Mike Ashley was also one of the named billionaires. Poor Mike only has a couple of billion, so he is not a very big billionaire. But he still gets into the list because of the bad publicity he has garnered over the last few years as the boss of Sports Direct. His company has been at the forefront of promoting the use of zero hours contracts, and has been fined for paying staff an effective wage which was lower than the legal national minimum. Jeff Bezos, a far wealthier billionaire than ‘poor’ Mike Ashley, does not make it on to Corbyn’s list of excessively rich people. Bezos’s staff at Amazon warehouses are arguably just as badly exploited as Ashley’s Sports Direct employees. But you only need one bogey man to illustrate your point. Exploitative employer chosen – and Corbyn has ticked that box.

Then there is the Duke of Westminster. Don’t get me started. The Westminster family paid zero inheritance tax when his father died. Hugh Grosvenor became the biggest landlord in the UK (with the possible exception of the Queen).
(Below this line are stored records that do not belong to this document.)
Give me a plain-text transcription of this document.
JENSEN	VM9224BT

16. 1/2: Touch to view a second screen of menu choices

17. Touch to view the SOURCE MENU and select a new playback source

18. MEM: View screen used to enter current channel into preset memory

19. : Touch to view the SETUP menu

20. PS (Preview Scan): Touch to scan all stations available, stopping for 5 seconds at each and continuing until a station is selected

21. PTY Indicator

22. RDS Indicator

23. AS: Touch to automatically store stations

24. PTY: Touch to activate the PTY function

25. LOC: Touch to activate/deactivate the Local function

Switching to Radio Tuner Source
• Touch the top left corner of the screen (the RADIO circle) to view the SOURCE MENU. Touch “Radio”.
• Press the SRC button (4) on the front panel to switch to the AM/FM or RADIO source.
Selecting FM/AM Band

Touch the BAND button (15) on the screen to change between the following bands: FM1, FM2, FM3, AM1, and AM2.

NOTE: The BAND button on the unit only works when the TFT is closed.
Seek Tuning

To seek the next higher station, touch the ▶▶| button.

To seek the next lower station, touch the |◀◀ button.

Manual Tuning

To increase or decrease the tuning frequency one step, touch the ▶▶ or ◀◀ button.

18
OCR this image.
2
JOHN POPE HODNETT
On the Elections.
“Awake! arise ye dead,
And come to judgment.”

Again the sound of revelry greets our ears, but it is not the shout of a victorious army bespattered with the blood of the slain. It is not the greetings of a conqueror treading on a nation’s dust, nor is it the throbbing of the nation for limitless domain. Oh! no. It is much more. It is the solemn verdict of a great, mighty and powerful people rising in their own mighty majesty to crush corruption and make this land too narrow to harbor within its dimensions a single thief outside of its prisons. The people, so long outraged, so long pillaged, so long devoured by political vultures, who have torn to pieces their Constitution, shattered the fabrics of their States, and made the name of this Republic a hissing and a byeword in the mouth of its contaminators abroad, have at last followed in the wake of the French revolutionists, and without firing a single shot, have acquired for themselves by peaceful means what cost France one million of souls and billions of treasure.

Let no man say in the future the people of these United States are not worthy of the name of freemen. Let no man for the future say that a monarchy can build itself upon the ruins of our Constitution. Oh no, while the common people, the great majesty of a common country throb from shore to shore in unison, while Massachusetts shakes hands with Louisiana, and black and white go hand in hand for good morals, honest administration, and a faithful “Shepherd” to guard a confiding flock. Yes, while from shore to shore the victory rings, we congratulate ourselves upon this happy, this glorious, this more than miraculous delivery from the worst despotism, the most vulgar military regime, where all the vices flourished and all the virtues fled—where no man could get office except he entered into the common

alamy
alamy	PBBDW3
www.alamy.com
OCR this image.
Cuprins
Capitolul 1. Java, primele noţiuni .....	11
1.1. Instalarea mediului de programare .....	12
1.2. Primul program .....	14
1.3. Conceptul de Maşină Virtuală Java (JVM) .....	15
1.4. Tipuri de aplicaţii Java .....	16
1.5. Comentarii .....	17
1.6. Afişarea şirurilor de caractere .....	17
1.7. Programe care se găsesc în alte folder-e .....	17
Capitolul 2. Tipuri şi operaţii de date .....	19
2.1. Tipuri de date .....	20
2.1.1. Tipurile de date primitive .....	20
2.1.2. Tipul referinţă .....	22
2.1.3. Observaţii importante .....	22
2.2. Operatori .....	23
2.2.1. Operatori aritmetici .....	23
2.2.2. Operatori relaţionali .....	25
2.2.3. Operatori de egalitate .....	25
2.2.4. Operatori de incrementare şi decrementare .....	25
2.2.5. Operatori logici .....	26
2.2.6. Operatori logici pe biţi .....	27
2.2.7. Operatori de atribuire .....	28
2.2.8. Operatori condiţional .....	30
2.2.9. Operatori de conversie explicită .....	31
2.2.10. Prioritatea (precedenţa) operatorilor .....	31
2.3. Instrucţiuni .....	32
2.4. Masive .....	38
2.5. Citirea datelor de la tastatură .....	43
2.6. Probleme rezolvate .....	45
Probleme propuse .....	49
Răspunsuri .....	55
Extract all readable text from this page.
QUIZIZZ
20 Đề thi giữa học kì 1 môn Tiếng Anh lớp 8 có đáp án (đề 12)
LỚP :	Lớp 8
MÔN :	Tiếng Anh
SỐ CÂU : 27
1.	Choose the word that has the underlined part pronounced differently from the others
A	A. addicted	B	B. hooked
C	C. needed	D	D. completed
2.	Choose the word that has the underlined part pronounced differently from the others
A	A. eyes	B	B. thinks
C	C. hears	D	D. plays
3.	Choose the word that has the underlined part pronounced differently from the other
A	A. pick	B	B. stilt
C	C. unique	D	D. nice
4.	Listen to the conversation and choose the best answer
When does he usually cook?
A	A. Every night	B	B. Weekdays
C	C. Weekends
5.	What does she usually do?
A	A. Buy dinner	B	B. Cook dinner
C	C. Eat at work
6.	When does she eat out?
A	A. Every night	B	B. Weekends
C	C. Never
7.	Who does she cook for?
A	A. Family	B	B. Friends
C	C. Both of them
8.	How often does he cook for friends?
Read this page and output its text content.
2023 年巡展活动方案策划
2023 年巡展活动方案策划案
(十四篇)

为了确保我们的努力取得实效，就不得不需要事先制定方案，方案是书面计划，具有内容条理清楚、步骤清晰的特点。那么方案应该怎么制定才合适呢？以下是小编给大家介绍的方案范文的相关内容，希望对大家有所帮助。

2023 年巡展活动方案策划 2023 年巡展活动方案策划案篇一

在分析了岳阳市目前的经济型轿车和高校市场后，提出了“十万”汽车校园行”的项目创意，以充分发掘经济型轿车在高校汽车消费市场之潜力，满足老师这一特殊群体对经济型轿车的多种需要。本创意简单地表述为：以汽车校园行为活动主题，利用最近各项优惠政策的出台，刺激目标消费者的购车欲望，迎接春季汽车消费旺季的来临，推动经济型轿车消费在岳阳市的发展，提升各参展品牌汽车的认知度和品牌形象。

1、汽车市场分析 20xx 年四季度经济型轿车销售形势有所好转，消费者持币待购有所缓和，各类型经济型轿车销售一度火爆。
He now owns billions of pounds worth of property in Mayfair and Belgravia and lives off the proceeds of his ancestors’ accumulation of property.

And finally Jeremy’s list included Rupert Murdoch, the billionaire who uses his wealth to exercise political influence, and reserves his greatest venom for political views which he considers threaten his vested interests.

But for all the harumph and bluster, picking out individual hate figures is an exercise in concealing the Labour Party’s determination not to significantly interfere with the ability of exploiters to exploit. They want to address the most egregious examples of exploitation, and at the same time defend a system based entirely on exploitation.

The Labour Party once claimed to want to renationalise the railways (and other privatised utilities). Now they say they want to ‘bring them back into public ownership’ by waiting until their franchises expire. And any re-nationalisation of the other utilities includes generous compensation for the current owners. Their reward for milking the captive consumers they have been ripping off for years is – to get their money back. So their capital remains intact and can be moved to another sector. They can continue reaping the rewards of owning vast fortunes and not having to sell their labour for a living.

The right-wing of the Labour Party want to declare themselves the ‘party of Remain’. For the working class the Labour Party is the ‘party of Maintain’. They want to maintain capitalism, maintain exploitation, and maintain capitalist profits, by tweaking its worst excesses in order to save it.